Великая война. 1914–1918 (Киган) - страница 7

Тем не менее она нанесла ущерб цивилизации — рациональной и либеральной цивилизации европейского Просвещения, причем невосполнимый, и, как следствие, всей мировой культуре. Довоенная Европа, хотя она и была империей по отношению к большей части остального мира за пределами континента, проявляла уважение к таким принципам, как конституционализм, верховенство закона и представительное правление. В послевоенной Европе положение изменилось. От этих принципов полностью отказались в России после 1917 года, в Италии после 1922-го, в Германии после 1933-го, в Испании после 1936-го, и их лишь частично придерживались в молодых государствах Центральной и Южной Европы, созданных или увеличивших свою территорию в результате послевоенного пересмотра границ. Через 15 лет после окончания войны почти везде поднял голову тоталитаризм — новый термин для системы, которая отвергала либерализм и конституционализм, вдохновлявшие европейских политиков с начала упадка монархий на рубеже XVIII–XIX веков. Тоталитаризм — это политическое продолжение войны, но другими методами. Он объединял и милитаризировал массы своих граждан, одновременно ограничивая их электоральные права, возбуждая низменные политические инстинкты, маргинализируя и запугивая внутреннюю оппозицию. Меньше чем через 20 лет после того, как смолкли орудия Первой мировой войны — войны, которая должна была покончить с военными конфликтами, как характеризовали ее те, кто почти утратил надежду на ее окончание, Европа снова была объята страхом новой кровавой бойни, провоцируемой амбициями и действиями новых воинственных политиков, гораздо более агрессивных, чем те, кто был рожден долгим мирным периодом XIX столетия. Кроме того, полным ходом шло переоснащение армий тем оружием — танками, самолетами, подводными лодками, — которое во время Первой мировой существовало лишь в зачаточном состоянии и теперь угрожало превратить следующую войну в катастрофу еще большего масштаба.

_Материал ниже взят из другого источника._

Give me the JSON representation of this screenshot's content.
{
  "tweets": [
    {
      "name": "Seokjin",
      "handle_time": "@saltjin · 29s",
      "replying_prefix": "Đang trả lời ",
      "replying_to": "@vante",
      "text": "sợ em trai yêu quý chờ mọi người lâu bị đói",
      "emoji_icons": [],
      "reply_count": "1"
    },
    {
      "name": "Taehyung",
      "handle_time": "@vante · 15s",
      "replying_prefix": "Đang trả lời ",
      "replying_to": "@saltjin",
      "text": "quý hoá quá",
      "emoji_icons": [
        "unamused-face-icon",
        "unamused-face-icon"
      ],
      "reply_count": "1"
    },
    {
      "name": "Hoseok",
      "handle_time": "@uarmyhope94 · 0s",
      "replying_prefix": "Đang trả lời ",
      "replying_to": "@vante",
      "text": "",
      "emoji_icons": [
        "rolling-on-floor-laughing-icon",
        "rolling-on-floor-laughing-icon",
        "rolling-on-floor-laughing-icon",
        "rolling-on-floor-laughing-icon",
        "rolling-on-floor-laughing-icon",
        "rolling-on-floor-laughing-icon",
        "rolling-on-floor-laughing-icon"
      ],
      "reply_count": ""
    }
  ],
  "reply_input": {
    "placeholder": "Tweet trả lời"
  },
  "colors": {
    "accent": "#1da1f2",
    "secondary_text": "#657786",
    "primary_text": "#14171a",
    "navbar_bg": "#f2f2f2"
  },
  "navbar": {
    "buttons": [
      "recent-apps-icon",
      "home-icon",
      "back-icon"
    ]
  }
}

Таким образом, Вторая мировая война, начавшаяся в 1939-м, вне всяких сомнений, была результатом войны 1914–1918 годов и в значительной степени ее продолжением. Обстоятельства Великой войны, как называли Первую мировую до середины 50-х годов XX века, — неудовлетворенность немецкоязычных стран своим положением среди других государств континента — остались теми же, как и ее непосредственные причины. Это конфликт немецкоязычного правителя со славянским соседом. Даже люди остались те же, хотя и занимали теперь другие должности. Морис Гюстав Гамелен, главнокомандующий французской армией в 1939-м, служил в штабе Жозефа Фоша, командующего союзными войсками во время Первой мировой. Уинстон Черчилль, в 1939-м — первый лорд Адмиралтейства, занимал этот же пост в 1914 году. Адольф Гитлер, «первый солдат Третьего рейха», в августе 1914-го был в числе первых же добровольцев кайзера Вильгельма II. Не изменилась и география сражений. Берега реки Мёз (Маас) были ареной боев в обеих войнах, но в мае 1940-го немецкие дивизии форсировали ее с удивительной легкостью, а в 1914–1918 годах в окрестностях Вердена она стала для них непреодолимой преградой. Аррас, бывший для Британского экспедиционного корпуса центром окопной войны на Западном фронте, оказался местом единственного успешного контрнаступления британской армии в 1940-м. Небольшая речка Бзура к западу от Варшавы стала очень важным рубежом для операций на Восточном фронте как в 1939 году, так и в 1915-м. Многие из тех, кто ушел на фронт в 1939-м, маршировали в походном строю в 1914-м — более молодые и еще не выслужившие чинов, уверенные, что с победой вернутся домой до листопада. Однако те, кому посчастливилось остаться в живых, видели и разницу. В 1939 году все жили в ожидании войны, а ее угроза была реальной. В 1914-м, наоборот, война разразилась совершенно неожиданно, и люди, выросшие в уверенности, что кровопролитие больше никогда не затронет их континент, не были к ней готовы.